Ringfort (Rath), Kilberrihert, Co. Cork
Co. Cork |
Ringforts
Some places are notable precisely because there is nothing left to see.
In the pastureland of Kilberrihert in north County Cork, a ringfort once stood that has been so thoroughly levelled it leaves no visible surface trace whatsoever. Ringforts, known in Irish as raths, were typically circular earthwork enclosures surrounded by one or more banks and ditches, used as farmsteads during the early medieval period. This one, measuring roughly 25 metres in diameter, was clear enough to be recorded as a hachured circular enclosure on the Ordnance Survey six-inch map of 1842, meaning cartographers of the time could still make out its form. At some point after that, it disappeared entirely into the surrounding ground.

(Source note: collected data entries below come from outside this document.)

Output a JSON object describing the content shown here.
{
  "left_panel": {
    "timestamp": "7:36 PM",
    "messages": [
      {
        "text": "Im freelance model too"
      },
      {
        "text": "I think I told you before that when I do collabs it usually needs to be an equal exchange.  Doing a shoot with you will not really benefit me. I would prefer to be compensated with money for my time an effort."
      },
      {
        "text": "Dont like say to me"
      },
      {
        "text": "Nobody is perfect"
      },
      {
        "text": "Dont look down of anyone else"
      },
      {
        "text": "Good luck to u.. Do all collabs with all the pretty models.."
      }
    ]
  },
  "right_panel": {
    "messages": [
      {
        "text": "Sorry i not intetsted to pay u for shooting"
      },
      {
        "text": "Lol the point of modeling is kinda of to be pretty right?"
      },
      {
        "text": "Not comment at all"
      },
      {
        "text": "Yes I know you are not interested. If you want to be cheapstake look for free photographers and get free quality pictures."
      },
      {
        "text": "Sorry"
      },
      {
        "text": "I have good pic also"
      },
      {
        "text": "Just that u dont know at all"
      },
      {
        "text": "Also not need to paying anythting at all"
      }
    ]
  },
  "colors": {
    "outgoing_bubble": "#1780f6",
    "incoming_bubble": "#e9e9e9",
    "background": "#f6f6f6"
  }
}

The site was one of two such levelled forts noted by Bowman in 1934, described in the context of land then belonging to Daniel Foley and D. Kinneally. Bowman recorded the two enclosures with diameters of 31 and 35 yards respectively, figures that correspond closely with the earlier Ordnance Survey depiction. Both were classed as single-ramparted, meaning each had just one enclosing bank rather than the multiple concentric rings found at more elaborate sites. That relative simplicity was common across the Irish countryside, where thousands of such forts once dotted the agricultural landscape. The fact that these two were already gone by the time anyone thought to write them down formally says a great deal about how quietly and completely this category of monument was erased from the land during the intervening centuries of agricultural improvement and field clearance.